The power network operator is concerned with continuously maintaining a stable and homogeneous system frequency across the network (60Hz in North America and 50Hz in the rest of the world), which is a direct reflection of the balance between electric power generation and consumption. In real-world instances, this system frequency is continuously fluctuating within a small, stable equilibria due to slight, countless perturbations, but it can be approximated as a quasi-steady state system frequency due to the small boundedness of the deviations. Any perturbation can induce transient oscillations, while in a stable system these oscillations are damped out within a relatively short time (see Fig. 4 as an example).


Fig. 4. Frequency response of synchronous grid of Continental Europe

One of the main challenges pertaining to the decarbonization of power grid is that synchronous generators are being gradually supplanted by inverter-based resources. The current literature has linked the deterioration of frequency response in power grids to the reduced available mechanical inertia because of the paucity of synchronous generators, creating a field of low-inertia power systems, which yields the necessity for further research to find a counterbalancing solution to cope with “reduced inertia” as the perceived issue.

Our paper fundamentally challenges the hypothesis that low-inertia is the foremost concern and found no analytic or computational evidence to support it as a fundamental challenge associated with high shares of inverter-based resources. Instead, we establish the benefits that reduced mechanical inertia offers to operate a power grid with more agility and efficiency; our findings highlight the crucial importance of damping. We leverage the formalism developed in this paper and present an analytical model that allows the quantification of the criticality of damping in achieving a stable frequency synchronization, regardless of the inertia level. We demonstrate that the increased heterogeneity of constituting parameters across emerging networks with high shares of grid-forming inverters can achieve reliance with up to 100% variable energy resources as a result of the adaptive inertia and damping parameters that grid-forming inverters are capable of offering.

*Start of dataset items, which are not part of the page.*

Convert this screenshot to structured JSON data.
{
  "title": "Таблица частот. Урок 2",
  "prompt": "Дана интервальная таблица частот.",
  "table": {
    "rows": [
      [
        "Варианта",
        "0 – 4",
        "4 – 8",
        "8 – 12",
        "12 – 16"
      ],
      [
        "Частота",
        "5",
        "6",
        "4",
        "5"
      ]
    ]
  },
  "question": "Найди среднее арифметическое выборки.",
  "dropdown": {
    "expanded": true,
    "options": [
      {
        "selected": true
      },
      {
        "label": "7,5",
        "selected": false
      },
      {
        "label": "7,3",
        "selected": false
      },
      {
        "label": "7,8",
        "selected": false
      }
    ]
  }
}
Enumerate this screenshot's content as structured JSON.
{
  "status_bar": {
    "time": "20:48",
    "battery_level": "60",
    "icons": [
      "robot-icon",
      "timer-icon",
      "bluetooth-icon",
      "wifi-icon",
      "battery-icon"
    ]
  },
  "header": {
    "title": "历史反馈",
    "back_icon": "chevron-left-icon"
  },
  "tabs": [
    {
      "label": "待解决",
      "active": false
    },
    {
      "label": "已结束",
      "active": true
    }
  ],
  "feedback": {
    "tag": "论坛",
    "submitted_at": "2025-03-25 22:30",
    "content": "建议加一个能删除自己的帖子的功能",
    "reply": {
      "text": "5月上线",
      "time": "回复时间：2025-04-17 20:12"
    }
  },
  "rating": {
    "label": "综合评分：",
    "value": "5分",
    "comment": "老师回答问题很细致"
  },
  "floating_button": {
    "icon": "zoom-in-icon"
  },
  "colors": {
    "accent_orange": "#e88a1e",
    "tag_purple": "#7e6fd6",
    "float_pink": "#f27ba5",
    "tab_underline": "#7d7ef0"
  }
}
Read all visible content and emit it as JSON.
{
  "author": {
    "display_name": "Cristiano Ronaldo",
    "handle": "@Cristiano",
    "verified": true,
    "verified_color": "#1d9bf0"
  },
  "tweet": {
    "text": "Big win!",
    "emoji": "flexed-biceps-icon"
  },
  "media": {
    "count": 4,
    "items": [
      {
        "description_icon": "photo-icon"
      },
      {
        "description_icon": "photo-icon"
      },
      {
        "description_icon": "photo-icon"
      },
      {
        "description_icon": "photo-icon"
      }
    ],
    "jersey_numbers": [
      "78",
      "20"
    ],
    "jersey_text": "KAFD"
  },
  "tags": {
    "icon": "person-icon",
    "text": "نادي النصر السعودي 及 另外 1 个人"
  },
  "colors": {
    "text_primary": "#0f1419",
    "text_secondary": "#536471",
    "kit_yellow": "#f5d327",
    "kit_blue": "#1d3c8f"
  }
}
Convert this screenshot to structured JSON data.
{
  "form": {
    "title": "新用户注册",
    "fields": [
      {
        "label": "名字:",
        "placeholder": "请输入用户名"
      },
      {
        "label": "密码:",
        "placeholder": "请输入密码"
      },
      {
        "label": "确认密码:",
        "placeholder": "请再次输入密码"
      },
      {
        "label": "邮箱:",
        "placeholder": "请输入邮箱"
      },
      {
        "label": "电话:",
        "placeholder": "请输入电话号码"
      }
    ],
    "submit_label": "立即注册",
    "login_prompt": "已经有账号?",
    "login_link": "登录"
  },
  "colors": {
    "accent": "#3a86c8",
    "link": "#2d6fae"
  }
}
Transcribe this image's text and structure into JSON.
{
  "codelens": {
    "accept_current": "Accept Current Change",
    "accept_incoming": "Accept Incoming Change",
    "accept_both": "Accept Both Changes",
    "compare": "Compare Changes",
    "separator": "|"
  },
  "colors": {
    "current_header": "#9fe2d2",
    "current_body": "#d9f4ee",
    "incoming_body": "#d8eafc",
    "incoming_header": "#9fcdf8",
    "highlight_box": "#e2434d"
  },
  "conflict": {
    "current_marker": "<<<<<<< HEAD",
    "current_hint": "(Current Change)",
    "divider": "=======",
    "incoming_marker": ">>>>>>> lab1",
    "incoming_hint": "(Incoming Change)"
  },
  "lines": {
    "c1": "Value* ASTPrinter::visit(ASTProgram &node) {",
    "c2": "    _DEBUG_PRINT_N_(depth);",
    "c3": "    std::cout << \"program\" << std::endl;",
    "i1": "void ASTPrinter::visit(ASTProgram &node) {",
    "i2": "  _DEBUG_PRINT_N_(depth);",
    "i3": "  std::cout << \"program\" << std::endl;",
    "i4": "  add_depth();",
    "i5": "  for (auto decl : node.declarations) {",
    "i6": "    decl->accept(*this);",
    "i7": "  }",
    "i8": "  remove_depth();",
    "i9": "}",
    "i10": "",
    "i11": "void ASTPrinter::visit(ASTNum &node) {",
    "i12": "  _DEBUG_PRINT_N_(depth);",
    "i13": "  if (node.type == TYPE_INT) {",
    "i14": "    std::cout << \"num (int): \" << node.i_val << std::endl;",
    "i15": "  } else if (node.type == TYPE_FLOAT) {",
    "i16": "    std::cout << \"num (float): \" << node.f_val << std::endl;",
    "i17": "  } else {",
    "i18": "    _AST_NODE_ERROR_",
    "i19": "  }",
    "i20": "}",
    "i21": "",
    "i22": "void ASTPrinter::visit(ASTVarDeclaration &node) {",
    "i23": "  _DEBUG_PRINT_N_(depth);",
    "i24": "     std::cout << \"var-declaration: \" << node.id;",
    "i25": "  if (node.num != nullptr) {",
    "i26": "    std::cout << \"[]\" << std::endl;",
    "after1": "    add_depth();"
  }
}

Fig. 5. Our results establish the benefits that reduced inertia offers in power grids and highlight the crucial importance of damping in achieving a stable frequency response

We are optimistic that the findings in this paper provide a new perspective on power networks with high shares of inverter-based resources. This perspective may help scholars versed in electric power systems shift their attention from a reactionary approach to the challenges of reduced inertia towards the wholistic benefits inverter-based resources offer, given the capabilities of grid-forming inverters to stabilize the system with the addition of a substantial damping component.